With co-author Tracey George, Sherry developed the Life of the Law, an introductory course all first-year law students take during Orientation Week, and co-authored the course textbook, What Every Law Student Really Needs to Know: An Introduction to the Study of Law (Aspen, 2009). Sherry was honored with the student-selected Hall-Hartman Award for Outstanding Teaching in 2005, 2009, 2010 and 2011.
She is an associate editor of the Journal of Law and Courts and serves on the board of advisors of The Green Bag. She is a member of the American Law Institute and Phi Beta Kappa. She served on the university’s faculty promotion and tenure review committee from 2000-03 and in 2005, chairing that committee from 2002-03 and in 2005. She also served as the chair of the university-wide grievance process from 2007-2010.

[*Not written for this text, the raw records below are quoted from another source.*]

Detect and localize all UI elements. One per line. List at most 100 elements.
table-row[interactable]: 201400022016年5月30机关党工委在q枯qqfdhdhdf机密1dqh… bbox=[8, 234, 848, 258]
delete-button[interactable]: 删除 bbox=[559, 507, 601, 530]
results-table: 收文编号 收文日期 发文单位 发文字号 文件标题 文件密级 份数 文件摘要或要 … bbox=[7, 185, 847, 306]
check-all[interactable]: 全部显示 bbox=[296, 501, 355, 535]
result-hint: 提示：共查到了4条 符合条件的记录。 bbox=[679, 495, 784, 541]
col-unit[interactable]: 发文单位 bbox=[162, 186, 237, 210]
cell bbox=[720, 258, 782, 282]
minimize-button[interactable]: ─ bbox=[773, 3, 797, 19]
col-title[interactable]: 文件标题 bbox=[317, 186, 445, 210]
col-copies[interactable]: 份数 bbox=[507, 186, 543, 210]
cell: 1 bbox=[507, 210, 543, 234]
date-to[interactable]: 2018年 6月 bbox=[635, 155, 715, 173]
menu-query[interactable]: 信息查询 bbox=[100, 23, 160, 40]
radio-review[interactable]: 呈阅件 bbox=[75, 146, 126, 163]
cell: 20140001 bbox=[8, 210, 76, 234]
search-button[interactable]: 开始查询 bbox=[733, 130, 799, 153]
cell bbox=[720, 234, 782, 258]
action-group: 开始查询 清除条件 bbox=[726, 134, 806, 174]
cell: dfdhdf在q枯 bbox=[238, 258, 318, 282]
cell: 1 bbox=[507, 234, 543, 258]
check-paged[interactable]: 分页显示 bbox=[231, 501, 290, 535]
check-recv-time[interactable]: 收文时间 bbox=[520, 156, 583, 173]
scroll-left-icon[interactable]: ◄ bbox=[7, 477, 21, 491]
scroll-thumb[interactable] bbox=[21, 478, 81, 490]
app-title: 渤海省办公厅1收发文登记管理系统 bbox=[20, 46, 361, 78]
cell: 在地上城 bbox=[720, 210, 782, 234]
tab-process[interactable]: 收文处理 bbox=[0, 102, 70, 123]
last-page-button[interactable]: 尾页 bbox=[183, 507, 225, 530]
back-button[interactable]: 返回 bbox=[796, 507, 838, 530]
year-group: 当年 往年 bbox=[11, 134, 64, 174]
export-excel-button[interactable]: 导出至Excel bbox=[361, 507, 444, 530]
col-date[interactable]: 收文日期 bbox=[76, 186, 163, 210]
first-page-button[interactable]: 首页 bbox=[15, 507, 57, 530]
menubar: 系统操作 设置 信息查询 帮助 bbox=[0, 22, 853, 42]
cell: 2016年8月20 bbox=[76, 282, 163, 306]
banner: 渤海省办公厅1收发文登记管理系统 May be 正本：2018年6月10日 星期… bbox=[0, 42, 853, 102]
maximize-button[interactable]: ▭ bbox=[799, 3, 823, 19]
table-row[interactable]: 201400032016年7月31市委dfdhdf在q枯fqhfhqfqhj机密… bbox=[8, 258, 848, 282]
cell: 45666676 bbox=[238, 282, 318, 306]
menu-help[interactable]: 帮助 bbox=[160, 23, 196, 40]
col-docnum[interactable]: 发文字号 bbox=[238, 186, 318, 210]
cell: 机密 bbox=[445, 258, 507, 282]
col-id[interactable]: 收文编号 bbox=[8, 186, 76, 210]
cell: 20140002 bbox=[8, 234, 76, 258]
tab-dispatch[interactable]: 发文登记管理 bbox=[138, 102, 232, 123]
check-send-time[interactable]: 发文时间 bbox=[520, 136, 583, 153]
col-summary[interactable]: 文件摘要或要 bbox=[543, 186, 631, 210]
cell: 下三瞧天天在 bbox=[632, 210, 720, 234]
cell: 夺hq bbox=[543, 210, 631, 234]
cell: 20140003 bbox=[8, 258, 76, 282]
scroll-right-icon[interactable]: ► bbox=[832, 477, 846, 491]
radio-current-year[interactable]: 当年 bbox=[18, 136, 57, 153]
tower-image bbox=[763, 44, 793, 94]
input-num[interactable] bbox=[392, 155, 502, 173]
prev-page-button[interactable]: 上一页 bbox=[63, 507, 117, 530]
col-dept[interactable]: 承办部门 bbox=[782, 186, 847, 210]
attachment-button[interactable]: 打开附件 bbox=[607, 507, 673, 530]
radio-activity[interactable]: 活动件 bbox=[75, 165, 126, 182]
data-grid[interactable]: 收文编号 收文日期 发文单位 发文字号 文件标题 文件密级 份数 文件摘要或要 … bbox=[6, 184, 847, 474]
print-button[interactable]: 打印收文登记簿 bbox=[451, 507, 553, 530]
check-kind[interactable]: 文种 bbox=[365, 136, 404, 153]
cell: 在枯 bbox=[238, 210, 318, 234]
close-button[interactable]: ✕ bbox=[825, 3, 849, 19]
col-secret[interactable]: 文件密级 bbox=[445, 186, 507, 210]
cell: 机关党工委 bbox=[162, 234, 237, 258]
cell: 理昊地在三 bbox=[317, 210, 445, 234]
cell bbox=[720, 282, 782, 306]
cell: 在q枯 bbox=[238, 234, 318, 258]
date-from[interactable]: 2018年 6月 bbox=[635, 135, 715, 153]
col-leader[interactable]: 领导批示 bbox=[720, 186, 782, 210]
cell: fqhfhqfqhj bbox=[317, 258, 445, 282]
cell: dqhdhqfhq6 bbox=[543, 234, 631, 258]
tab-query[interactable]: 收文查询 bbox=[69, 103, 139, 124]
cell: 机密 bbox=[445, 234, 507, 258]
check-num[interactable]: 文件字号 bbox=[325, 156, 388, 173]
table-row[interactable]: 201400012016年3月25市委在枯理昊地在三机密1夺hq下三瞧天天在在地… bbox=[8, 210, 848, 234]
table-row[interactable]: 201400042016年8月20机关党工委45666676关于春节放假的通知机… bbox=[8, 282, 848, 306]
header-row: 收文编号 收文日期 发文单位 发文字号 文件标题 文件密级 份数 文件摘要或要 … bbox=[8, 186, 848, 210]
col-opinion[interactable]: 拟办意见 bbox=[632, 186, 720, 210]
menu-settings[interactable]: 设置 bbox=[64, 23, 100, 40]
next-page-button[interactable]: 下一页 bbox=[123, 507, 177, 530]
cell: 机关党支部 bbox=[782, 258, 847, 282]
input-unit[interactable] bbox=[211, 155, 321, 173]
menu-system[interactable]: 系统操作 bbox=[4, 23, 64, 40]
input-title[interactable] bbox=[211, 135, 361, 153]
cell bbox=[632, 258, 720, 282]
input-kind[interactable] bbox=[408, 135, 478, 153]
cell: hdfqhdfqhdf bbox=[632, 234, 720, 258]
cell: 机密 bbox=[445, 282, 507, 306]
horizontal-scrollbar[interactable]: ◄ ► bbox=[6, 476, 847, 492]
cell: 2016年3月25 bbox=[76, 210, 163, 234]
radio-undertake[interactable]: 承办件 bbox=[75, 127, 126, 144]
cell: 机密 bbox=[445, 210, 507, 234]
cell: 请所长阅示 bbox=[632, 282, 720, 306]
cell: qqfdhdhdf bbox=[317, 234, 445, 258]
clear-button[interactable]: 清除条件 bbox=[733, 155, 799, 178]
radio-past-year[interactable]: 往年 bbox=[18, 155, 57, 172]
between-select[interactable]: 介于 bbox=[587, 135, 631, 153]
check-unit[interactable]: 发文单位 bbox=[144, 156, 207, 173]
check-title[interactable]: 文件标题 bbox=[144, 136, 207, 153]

“The Branscomb Award recognizes faculty for outstanding scholarship and inspiring teaching that results in learning of the highest order as well as devoted service to students, colleagues, the university and society at large,” Dean Chris Guthrie said. “It recognizes faculty for their total contribution to the institution. Suzanna has made significant contributions to the law school and the university through her tenure here and richly deserves this award.”
The Branscomb award was established in 1963 to honor retiring Chancellor Harvie Branscomb and endowed with funds contributed by members of the faculty. The winner receives a cash award of $2,500 and an inscribed silver plate and is recognized as the Harvie Branscomb Distinguished Professor for one academic year.